Where does this leave us now, under Trump’s return to office? The structural weaknesses that SVB and Credit Suisse exposed have not been addressed. Further, Trump will not be an answer or a panacea. Instead, the political and economic narrative has shifted toward trade wars, tariffs, and further towards economic nationalism. While the administration pushes aggressive trade measures, 25% tariffs on Canadian and Mexican imports, 10% on Chinese goods, the deeper issue remains unresolved. These protectionist policies, justified under the guise of border security and national sovereignty, are layered on top of an already deteriorating economic environment. They are not the cause of the decline but will undoubtedly accelerate it. The last thing an economy struggling with weak credit expansion and rising financial stress needs is an added layer of trade distortions that will only further increase unemployment and weaken global demand.
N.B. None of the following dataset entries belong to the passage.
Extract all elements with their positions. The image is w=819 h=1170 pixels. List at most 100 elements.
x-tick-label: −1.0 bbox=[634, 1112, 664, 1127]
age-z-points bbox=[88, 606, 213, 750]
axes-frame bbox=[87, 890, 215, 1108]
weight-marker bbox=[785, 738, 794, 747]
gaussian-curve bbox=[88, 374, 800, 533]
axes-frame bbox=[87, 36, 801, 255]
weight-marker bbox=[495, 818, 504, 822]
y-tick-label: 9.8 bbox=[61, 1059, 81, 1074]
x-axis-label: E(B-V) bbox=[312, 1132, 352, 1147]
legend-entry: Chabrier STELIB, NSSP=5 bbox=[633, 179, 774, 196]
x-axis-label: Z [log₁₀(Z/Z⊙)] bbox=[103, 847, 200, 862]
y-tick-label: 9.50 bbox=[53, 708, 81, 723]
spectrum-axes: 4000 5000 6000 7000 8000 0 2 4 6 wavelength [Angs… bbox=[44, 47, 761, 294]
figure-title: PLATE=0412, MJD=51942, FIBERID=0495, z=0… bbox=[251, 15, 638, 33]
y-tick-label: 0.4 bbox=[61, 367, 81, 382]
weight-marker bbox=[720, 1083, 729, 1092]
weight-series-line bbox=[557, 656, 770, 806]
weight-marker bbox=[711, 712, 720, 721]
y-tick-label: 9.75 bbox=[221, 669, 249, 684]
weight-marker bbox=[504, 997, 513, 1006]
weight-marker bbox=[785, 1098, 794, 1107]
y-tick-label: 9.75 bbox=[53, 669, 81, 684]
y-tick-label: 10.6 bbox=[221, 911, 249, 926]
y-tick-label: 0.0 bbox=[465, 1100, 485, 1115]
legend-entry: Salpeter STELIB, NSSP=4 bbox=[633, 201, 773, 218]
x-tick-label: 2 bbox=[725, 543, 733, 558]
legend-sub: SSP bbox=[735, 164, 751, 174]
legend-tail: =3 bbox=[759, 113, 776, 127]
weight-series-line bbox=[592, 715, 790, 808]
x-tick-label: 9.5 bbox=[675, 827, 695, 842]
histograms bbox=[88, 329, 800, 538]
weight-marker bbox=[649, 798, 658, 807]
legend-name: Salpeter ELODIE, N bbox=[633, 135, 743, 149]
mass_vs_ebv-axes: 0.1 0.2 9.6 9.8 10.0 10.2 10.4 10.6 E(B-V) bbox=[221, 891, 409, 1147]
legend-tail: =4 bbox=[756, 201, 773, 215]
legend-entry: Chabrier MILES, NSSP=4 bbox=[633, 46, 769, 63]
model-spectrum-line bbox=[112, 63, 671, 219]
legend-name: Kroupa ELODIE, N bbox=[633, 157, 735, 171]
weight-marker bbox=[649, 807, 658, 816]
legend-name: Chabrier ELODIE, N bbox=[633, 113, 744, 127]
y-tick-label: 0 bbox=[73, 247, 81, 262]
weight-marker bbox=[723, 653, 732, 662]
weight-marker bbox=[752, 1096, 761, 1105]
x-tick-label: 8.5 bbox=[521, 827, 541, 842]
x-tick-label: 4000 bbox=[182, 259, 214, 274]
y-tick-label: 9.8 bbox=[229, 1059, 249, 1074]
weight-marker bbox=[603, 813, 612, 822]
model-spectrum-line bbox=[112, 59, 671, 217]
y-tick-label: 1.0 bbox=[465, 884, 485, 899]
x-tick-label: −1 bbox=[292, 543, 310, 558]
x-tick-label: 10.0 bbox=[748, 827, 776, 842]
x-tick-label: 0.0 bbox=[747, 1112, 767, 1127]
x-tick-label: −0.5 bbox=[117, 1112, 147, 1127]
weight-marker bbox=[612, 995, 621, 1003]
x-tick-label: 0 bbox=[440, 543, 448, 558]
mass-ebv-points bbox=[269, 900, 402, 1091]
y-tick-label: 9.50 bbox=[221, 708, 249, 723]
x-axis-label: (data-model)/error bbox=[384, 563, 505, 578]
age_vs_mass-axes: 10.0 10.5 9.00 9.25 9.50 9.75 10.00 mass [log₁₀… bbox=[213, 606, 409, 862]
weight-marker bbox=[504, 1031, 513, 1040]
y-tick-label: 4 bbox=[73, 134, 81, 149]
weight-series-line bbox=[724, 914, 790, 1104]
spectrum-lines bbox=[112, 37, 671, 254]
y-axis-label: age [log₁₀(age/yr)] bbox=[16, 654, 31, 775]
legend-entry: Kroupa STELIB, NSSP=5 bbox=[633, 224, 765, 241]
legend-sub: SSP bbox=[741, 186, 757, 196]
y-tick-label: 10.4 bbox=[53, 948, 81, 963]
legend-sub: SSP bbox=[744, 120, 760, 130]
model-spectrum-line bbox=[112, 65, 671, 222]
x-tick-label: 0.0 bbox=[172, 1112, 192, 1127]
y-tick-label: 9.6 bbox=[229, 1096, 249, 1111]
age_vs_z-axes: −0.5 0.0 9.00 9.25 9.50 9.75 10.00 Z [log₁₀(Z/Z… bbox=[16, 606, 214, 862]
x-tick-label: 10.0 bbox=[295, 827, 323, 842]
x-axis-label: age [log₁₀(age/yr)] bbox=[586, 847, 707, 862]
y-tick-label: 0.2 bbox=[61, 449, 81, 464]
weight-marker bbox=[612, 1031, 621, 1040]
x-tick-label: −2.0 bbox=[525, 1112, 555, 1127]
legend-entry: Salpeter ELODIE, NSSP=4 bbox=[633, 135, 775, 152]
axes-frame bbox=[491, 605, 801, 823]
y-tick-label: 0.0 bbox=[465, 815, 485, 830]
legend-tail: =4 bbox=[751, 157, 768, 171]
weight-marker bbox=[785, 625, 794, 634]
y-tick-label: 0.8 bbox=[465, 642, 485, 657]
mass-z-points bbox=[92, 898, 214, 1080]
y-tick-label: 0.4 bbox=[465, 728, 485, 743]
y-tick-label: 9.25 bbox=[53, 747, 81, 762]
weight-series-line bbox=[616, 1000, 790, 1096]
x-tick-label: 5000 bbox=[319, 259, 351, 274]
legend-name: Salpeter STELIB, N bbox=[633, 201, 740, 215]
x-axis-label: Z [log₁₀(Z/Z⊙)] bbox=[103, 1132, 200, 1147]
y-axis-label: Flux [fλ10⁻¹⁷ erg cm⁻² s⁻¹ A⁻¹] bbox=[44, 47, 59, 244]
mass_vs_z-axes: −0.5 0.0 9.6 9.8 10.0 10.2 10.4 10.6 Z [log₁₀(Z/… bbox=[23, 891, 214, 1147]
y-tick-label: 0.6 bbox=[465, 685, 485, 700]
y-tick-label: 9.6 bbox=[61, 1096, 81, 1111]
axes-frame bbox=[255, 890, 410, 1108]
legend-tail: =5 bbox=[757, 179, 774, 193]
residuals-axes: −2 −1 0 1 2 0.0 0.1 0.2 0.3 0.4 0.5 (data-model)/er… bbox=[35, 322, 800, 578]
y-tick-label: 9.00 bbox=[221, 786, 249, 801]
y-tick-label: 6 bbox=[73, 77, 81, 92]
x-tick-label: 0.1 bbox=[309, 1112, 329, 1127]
So while the Fed and policymakers still scramble to present a picture of stability, the reality is that the crisis never ended. It's merely rolling itself out slowly; until it ends suddenly. Alas, however, inevitable does not imply imminence. 

SVB and Credit Suisse were symptoms of a much deeper, ongoing process, one that is still playing out across financial markets, labor markets, and global trade today. The reckoning that was delayed is still coming. The only question left is when.